Borrowing the same amount each year would add up to roughly $10,692 in two years and roughly $21,384 after four. This assumes steady federal borrowing and leaves out private and Parent PLUS loans.
| Undergraduate federal borrowing | Value |
|---|---|
| Share using federal loans | 23% |
| Average federal loan per year | $5,346 |
| Undergraduates with a federal loan | 201 |
| Total federal loans (one year) | $1,074,643 |
The middle borrower at Marshalltown Community College owes $5,500 of cumulative federal debt.
| Borrower group | Median federal debt |
|---|---|
| All federal borrowers | $5,500 |
| Students who completed (graduates) | $9,500 |
| Students who withdrew | $4,750 |
Debt carried by students who withdrew is a key risk signal — these borrowers owe money without having earned the credential.
Half of all borrowers fall between the 25th and 75th percentiles shown below for Marshalltown Community College.
| Percentile | Cumulative Federal Debt |
|---|---|
| 10th percentile (lowest-debt students) | $1,750 |
| 25th percentile | $2,750 |
| 75th percentile | $11,625 |
| 90th percentile (highest-debt students) | $19,688 |
How wide this percentile range is tells you how much borrowing varies across students at Marshalltown Community College.
The figures above count only the students own federal loans. Adding PLUS loans (borrowed by parents or graduate students) gives a fuller picture of total borrowing at Marshalltown Community College.
| Group | Borrowers | Median debt incl. PLUS |
|---|---|---|
| All borrowers | 53 | $4,050 |
| Completed (graduates) | 26 | $3,953 |
| Did not complete | 27 | $5,428 |
Completers face an estimated standard 10-year monthly payment on their PLUS-inclusive debt of roughly $47.01/mo.
The split below distinguishes Stafford borrowers from non-Stafford borrowers at Marshalltown Community College.
Current-Year Stafford Borrowers
| Cohort | Borrowers | Median debt incl. PLUS |
|---|---|---|
| Stafford loan this year | 38 | — |
| No Stafford loan this year | 15 | — |
These figures turn the debt totals into a monthly repayment picture for Marshalltown Community College.
Defaulting means failing to repay a federal student loan, which carries serious credit consequences. Two-year cohort default-rate data for Marshalltown Community College appears below.
| Metric | Value |
|---|---|
| 2-year cohort default rate | 22.5% |
| Borrowers in the cohort | 536 |
This rate follows a borrower cohort from the start of repayment through the two-year window the Department of Education uses.
The breakdowns below show median federal debt by income, first-generation status, and dependency.

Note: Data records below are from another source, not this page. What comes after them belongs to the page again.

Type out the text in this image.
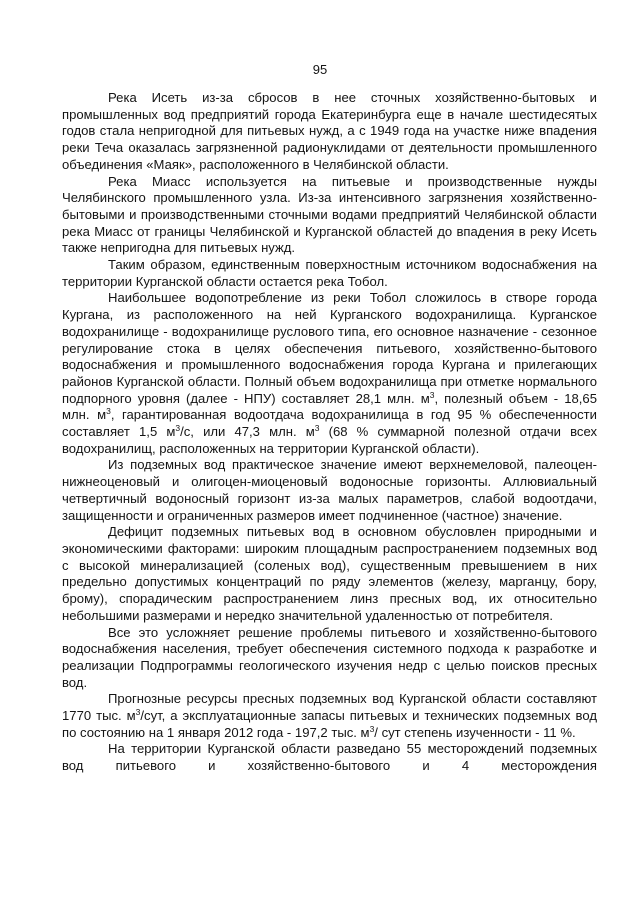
95

Река Исеть из-за сбросов в нее сточных хозяйственно-бытовых и промышленных вод предприятий города Екатеринбурга еще в начале шестидесятых годов стала непригодной для питьевых нужд, а с 1949 года на участке ниже впадения реки Теча оказалась загрязненной радионуклидами от деятельности промышленного объединения «Маяк», расположенного в Челябинской области.

Река Миасс используется на питьевые и производственные нужды Челябинского промышленного узла. Из-за интенсивного загрязнения хозяйственно-бытовыми и производственными сточными водами предприятий Челябинской области река Миасс от границы Челябинской и Курганской областей до впадения в реку Исеть также непригодна для питьевых нужд.

Таким образом, единственным поверхностным источником водоснабжения на территории Курганской области остается река Тобол.

Наибольшее водопотребление из реки Тобол сложилось в створе города Кургана, из расположенного на ней Курганского водохранилища. Курганское водохранилище - водохранилище руслового типа, его основное назначение - сезонное регулирование стока в целях обеспечения питьевого, хозяйственно-бытового водоснабжения и промышленного водоснабжения города Кургана и прилегающих районов Курганской области. Полный объем водохранилища при отметке нормального подпорного уровня (далее - НПУ) составляет 28,1 млн. $м^3$, полезный объем - 18,65 млн. $м^3$, гарантированная водоотдача водохранилища в год 95 % обеспеченности составляет 1,5 $м^3/с$, или 47,3 млн. $м^3$ (68 % суммарной полезной отдачи всех водохранилищ, расположенных на территории Курганской области).

Из подземных вод практическое значение имеют верхнемеловой, палеоцен-нижнеоценовый и олигоцен-миоценовый водоносные горизонты. Аллювиальный четвертичный водоносный горизонт из-за малых параметров, слабой водоотдачи, защищенности и ограниченных размеров имеет подчиненное (частное) значение.

Дефицит подземных питьевых вод в основном обусловлен природными и экономическими факторами: широким площадным распространением подземных вод с высокой минерализацией (соленых вод), существенным превышением в них предельно допустимых концентраций по ряду элементов (железу, марганцу, бору, брому), спорадическим распространением линз пресных вод, их относительно небольшими размерами и нередко значительной удаленностью от потребителя.

Все это усложняет решение проблемы питьевого и хозяйственно-бытового водоснабжения населения, требует обеспечения системного подхода к разработке и реализации Подпрограммы геологического изучения недр с целью поисков пресных вод.

Прогнозные ресурсы пресных подземных вод Курганской области составляют 1770 тыс. $м^3$/сут, а эксплуатационные запасы питьевых и технических подземных вод по состоянию на 1 января 2012 года - 197,2 тыс. $м^3/$ сут степень изученности - 11 %.

На территории Курганской области разведано 55 месторождений подземных вод питьевого и хозяйственно-бытового и 4 месторождения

Median Debt by Income Bracket
| Income tier | Median federal debt |
|---|---|
| Low income | $5,688 |
| Middle income | $6,188 |
| High income | $5,500 |
First-Gen vs Continuing-Gen Borrowing
| Cohort | Median federal debt |
|---|---|
| First-generation students | $5,688 |
| Continuing-generation students | $5,500 |
Dependent vs Independent Borrowers
| Cohort | Median federal debt |
|---|---|
| Dependent students | $5,500 |
| Independent students | $9,500 |
These pre-calculated indicators summarize the borrowing gaps between cohorts at Marshalltown Community College.
Subsidized and Unsubsidized Loans
With an unsubsidized loan, interest starts adding up the day the loan is disbursed, including during school. Subsidized loans, by contrast, do not accrue interest while you are enrolled at least half-time, which makes them the less expensive option when you qualify.
Did You Know?
Federal student loans are not discharged in bankruptcy in all but the rarest cases, and the government can withhold part of your income or tax refund if you default.
References
More about our data sources and methodologies.